18 Shoulder Arthroscopy and Labral Repair
Summary
Anterior shoulder instability is a problem commonly encountered in medicine. While first time dislocations can potentially be managed nonoperatively, young, highly-active patients and recurrent dislocators should undergo stabilization. Historically, this was performed via open Bankart repair. However, advances in surgical technique and instrumentation have allowed this procedure to be more commonly performed arthroscopically in the absence of significant anterior glenoid bone loss (i.e. “simple” Bankart repair). The following chapter outlines our preferred technique for arthroscopic anterior shoulder stabilization; the so called “Bankart repair.”
18.1 Introduction
Shoulder arthroscopy is the second most common orthopedic surgery performed annually in the United States. 1 Shoulder arthroscopy allows for the treatment of a variety of pathology, including shoulder instability, labral tears, rotator cuff tears, biceps tendonitis, acromioclavicular joint arthrosis, and subacromial bursitis. 2 , 3 Shoulder arthroscopy allows for the management of complex shoulder problems through minimal incisions, not possible via open techniques. Labral tears, specifically tears of the anterior-inferior labrum (Bankart lesions), can be very common, particularly following traumatic dislocation, or subluxation in the young athletic population. 4 – 6 Mastery of the gross and arthroscopic anatomy of the glenohumeral joint and subacromial space are essential for performing shoulder arthroscopy. The purpose of this chapter is to review the basic techniques of shoulder arthroscopy, namely diagnostic arthroscopy and subacromial decompression.
18.2 Preop
MRI should be reviewed to evaluate for any rotator cuff tears, labral injury, biceps pathology, evidence of prior dislocation or subluxation, and any preexisting glenohumeral arthritis. Imagining findings should be correlated with a through history and physical examination.

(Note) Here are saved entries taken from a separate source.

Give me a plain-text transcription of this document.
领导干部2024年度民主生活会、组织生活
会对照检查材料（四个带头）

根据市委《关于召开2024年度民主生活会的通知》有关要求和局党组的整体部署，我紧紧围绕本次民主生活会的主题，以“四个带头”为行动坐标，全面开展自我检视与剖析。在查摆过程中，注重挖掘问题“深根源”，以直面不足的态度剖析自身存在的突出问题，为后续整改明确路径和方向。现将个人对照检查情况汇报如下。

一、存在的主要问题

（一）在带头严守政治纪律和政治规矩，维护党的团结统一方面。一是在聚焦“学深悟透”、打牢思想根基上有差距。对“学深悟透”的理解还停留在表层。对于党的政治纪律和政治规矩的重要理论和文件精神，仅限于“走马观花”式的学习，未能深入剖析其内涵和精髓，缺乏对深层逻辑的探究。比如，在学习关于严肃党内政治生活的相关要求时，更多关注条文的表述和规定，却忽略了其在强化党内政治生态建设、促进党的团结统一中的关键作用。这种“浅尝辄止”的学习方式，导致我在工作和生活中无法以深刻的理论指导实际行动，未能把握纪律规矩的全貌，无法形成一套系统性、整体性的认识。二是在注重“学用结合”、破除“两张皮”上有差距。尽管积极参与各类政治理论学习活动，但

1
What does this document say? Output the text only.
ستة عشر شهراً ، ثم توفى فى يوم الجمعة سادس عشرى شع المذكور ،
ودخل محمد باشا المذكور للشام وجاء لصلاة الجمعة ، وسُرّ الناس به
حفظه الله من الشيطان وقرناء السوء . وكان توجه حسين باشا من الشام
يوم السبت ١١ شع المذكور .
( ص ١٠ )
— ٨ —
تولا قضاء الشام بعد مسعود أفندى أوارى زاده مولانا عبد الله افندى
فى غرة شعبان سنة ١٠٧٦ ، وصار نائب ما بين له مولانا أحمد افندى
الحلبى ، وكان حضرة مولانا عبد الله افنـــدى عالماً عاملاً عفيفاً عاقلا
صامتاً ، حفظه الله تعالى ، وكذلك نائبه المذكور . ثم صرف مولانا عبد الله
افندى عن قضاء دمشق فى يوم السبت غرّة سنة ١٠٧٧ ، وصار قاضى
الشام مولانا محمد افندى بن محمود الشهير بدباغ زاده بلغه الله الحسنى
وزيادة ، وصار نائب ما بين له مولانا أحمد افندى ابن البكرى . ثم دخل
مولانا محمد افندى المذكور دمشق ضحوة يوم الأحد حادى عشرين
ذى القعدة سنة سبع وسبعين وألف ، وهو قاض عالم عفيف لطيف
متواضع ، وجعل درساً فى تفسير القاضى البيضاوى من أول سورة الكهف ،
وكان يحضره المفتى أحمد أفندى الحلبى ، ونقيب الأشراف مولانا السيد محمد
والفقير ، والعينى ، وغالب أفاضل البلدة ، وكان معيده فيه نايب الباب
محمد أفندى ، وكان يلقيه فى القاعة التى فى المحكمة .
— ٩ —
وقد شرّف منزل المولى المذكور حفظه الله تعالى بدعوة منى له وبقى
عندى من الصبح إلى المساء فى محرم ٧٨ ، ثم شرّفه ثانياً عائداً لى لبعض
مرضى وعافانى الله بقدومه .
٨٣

Depending on the expected pathology and planned procedure, patients may receive regional brachial plexus block preoperatively.
18.3 Positioning
Patient placed in beach chair position with operative arm in pneumatic arm holder.
Anatomic landmarks should be palpated and marked including posterolateral and anterolateral corner of acromion, acromioclavicular joint, clavicle, and coracoid (▶Fig. 18.1).
Arthroscopic portals can be drawn. Posterior viewing portal should be drawn approximately 2-cm distal and medial to posterolateral corner of acromion.
Anterior portals can be marked as needed for expected pathology. Anterior-inferior portal is drawn midway between a straight line from the coracoid to the axillary fold. Anterior-superior portal will be just off the anterolateral edge of the acromion. These portals can be confirmed arthroscopically via an inside-out technique, which will be explained later.